Tötung von Zivilisten im Westjordanland

Angesichts der steigenden Zahl palästinensischer Zivilisten, die in jüngster Zeit bei Einsätzen israelischer Sicherheitskräfte getötet wurden, haben Vereinte Nationen und Europäische Union große Besorgnis geäußert. Angesprochen wurde in den beiden am Mittwoch getrennt veröffentlichten Erklärungen insbesondere der ungerechtfertigt erscheinende Einsatz scharfer Munition durch die Armee.

Es erfülle ihn mit großer Sorge, dass "seit Mitte November im besetzten Westjordanland bereits acht palästinensische Zivilisten, darunter drei Minderjährige und eine Frau, infolge des Einsatzes scharfer Munition von israelischer Seite zu Tode gekommen sind," erklärte James Rawley, UN-Koordinator für humanitäre Angelegenheiten in den Palästinensergebieten. Er forderte eine "schnelle, genaue und unparteiische Untersuchung" der unterschiedlichen Vorfälle und rief zu "größter Zurückhaltung" auf, um weitere zivile Opfer zu vermeiden.

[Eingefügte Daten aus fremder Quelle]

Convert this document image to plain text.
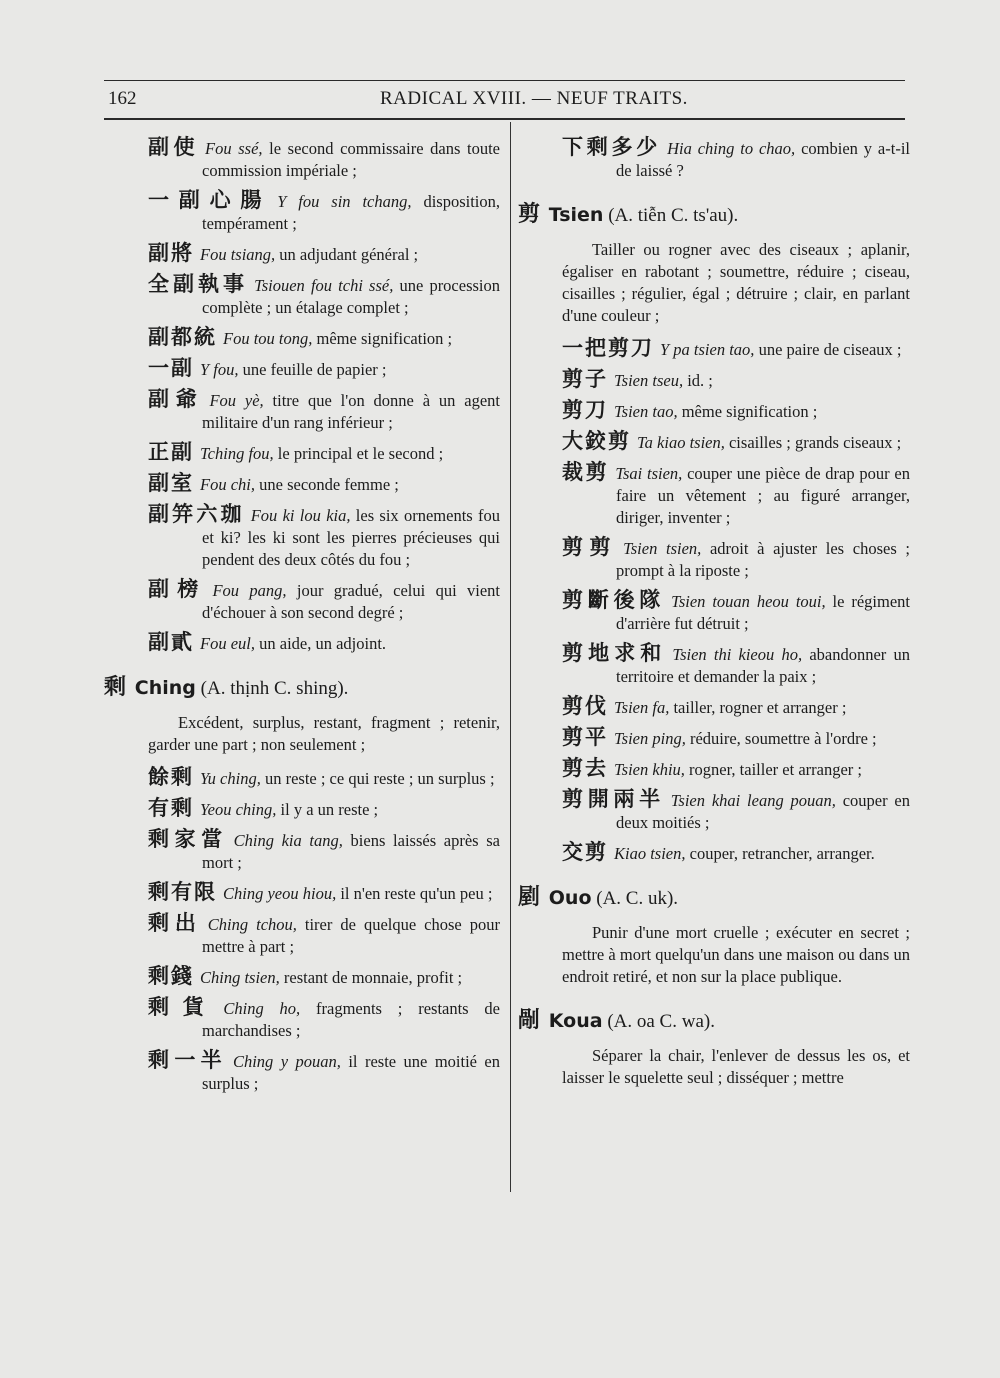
162	RADICAL XVIII. — NEUF TRAITS.
副使 Fou ssé, le second commissaire dans toute commission impériale ;
一副心腸 Y fou sin tchang, disposition, tempérament ;
副將 Fou tsiang, un adjudant général ;
全副執事 Tsiouen fou tchi ssé, une procession complète ; un étalage complet ;
副都統 Fou tou tong, même signification ;
一副 Y fou, une feuille de papier ;
副爺 Fou yè, titre que l'on donne à un agent militaire d'un rang inférieur ;
正副 Tching fou, le principal et le second ;
副室 Fou chi, une seconde femme ;
副笄六珈 Fou ki lou kia, les six ornements fou et ki? les ki sont les pierres précieuses qui pendent des deux côtés du fou ;
副榜 Fou pang, jour gradué, celui qui vient d'échouer à son second degré ;
副貳 Fou eul, un aide, un adjoint.
剩 Ching (A. thịnh C. shing).
Excédent, surplus, restant, fragment ; retenir, garder une part ; non seulement ;
餘剩 Yu ching, un reste ; ce qui reste ; un surplus ;
有剩 Yeou ching, il y a un reste ;
剩家當 Ching kia tang, biens laissés après sa mort ;
剩有限 Ching yeou hiou, il n'en reste qu'un peu ;
剩出 Ching tchou, tirer de quelque chose pour mettre à part ;
剩錢 Ching tsien, restant de monnaie, profit ;
剩貨 Ching ho, fragments ; restants de marchandises ;
剩一半 Ching y pouan, il reste une moitié en surplus ;
下剩多少 Hia ching to chao, combien y a-t-il de laissé ?
剪 Tsien (A. tiễn C. ts'au).
Tailler ou rogner avec des ciseaux ; aplanir, égaliser en rabotant ; soumettre, réduire ; ciseau, cisailles ; régulier, égal ; détruire ; clair, en parlant d'une couleur ;
一把剪刀 Y pa tsien tao, une paire de ciseaux ;
剪子 Tsien tseu, id. ;
剪刀 Tsien tao, même signification ;
大鉸剪 Ta kiao tsien, cisailles ; grands ciseaux ;
裁剪 Tsai tsien, couper une pièce de drap pour en faire un vêtement ; au figuré arranger, diriger, inventer ;
剪剪 Tsien tsien, adroit à ajuster les choses ; prompt à la riposte ;
剪斷後隊 Tsien touan heou toui, le régiment d'arrière fut détruit ;
剪地求和 Tsien thi kieou ho, abandonner un territoire et demander la paix ;
剪伐 Tsien fa, tailler, rogner et arranger ;
剪平 Tsien ping, réduire, soumettre à l'ordre ;
剪去 Tsien khiu, rogner, tailler et arranger ;
剪開兩半 Tsien khai leang pouan, couper en deux moitiés ;
交剪 Kiao tsien, couper, retrancher, arranger.
剭 Ouo (A. C. uk).
Punir d'une mort cruelle ; exécuter en secret ; mettre à mort quelqu'un dans une maison ou dans un endroit retiré, et non sur la place publique.
剮 Koua (A. oa C. wa).
Séparer la chair, l'enlever de dessus les os, et laisser le squelette seul ; disséquer ; mettre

Die EU kritisierte in einer Mitteilung ihrer beiden Vertretungen in Jerusalem und Ramallah ebenfalls den zunehmenden Einsatz tödlicher Waffen durch die israelischen Streitkräfte. Sie mahnte die Sicherheitskräfte beider Seiten, "dass dies nur bei tatsächlicher und unmittelbarer Lebensgefahr erlaubt" sei. Die israelische Regierung erklärte auf Anfrage, sie wolle die beiden Erklärungen nicht kommentieren.